Traduit par Titus Burckhardt
Lettre 28
Par
Dieu, si nous quittions le monde1, il finirait par nous chercher et nous trouver
comme nous l'avions cherché sans pouvoir
le trouver; il courrait après nous et nous rejoindrait, comme nous avions couru
après lui sans pouvoir le rejoindre;
il pleurerait sur nous et nous devrions le consoler, comme nous avions pleuré
sur lui sans qu il nous ait consolé;
il languirait après nous et aurait besoin de nous, comme nous languissions
après lui sans qu'il eût besoin de nous,
et ainsi de suite . Dieu est garant de ce que nous disons.

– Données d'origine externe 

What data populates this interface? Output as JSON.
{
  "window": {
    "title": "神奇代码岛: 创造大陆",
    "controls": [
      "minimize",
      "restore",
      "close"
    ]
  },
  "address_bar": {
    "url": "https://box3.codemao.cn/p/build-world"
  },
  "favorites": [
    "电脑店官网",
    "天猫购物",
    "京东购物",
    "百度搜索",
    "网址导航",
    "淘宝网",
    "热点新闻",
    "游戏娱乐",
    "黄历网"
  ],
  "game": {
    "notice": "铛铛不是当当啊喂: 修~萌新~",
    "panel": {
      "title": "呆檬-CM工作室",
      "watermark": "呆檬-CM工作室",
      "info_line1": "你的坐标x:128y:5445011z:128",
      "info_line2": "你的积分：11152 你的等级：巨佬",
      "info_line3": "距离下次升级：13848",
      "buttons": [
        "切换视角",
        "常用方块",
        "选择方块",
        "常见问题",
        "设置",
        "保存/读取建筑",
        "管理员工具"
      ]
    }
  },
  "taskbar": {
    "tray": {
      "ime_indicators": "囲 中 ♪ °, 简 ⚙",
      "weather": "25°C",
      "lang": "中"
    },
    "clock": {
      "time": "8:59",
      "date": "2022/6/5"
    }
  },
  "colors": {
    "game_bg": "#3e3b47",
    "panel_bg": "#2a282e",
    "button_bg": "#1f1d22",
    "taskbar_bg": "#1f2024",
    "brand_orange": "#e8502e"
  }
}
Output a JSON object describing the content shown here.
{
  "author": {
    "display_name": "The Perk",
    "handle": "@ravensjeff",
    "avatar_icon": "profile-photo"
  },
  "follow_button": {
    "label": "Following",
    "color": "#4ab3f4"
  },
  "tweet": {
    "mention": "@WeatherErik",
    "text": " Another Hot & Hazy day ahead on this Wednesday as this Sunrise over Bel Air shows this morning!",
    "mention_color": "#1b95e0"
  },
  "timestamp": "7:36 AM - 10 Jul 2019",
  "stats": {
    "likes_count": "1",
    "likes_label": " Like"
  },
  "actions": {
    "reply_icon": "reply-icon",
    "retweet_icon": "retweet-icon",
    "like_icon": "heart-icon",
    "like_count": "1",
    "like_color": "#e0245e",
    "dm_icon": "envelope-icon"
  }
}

On dit que si
quelqu'un est sincère dans son ascèse, le monde
vient vers lui malgré lui ; et si une calotte 2 tombe du ciel, elle tombera
sur la tête de celui qui n'en désire pas.
L'état
d'élection, ô faqîr, est fait de vertu, de beauté, de mesure et d'équilibre; il
est comme une épouse qui n'a pas de pareille
dans sa beauté, mais dont ne jouira que celui qui s'est défait de sa passion,
de sorte qu'il a remplacé la satiété par
la faim, le discours par le silence, le sommeil par les veilles, l'honneur par
l'humiliation, l'élévation par l'abaissement,
la richesse par la pauvreté, la force par la faiblesse, la puissance par
l'impuissance, ou disons d'emblée:
les qualités blâmables par les qualités louables; c'est lui qui jouira de sa
beauté, de sa bonté et de tout le bien
de ses vertus; c'est lui qui verra son Seigneur (exalté soit-Il) et Son
Prophète (que Dieu le bénisse et lui donne la paix);
c'est lui qui vivant dans ce monde en profite; c'est lui l'adamite, le savant,
le traditionnel, le gnostique, le soufi,le
viril. C'est lui qui méprise le temps, mais que le temps ne méprise pas. Quant
à celui dont le coeur est rempli de saletés,
il ne jouira pas de l'état d'élection; il n'aspire pas vraiment à la vision de
son Seigneur (exalté soit-Il) ni à la vision
de son Prophète (que Dieu le bénisse et lui donne la paix); qu'il purifie donc
son coeur de toutes les qualités blâmables,
comme nous le disions, et il obtiendra ce qu'il désire, si Dieu le veut. Salut.
1 En arabe, le terme dunyâ qui désigne le monde au sens de "ce bas-monde" est féminin.
2Signe d'autorité dans le makhzen, l'administration chérifienne.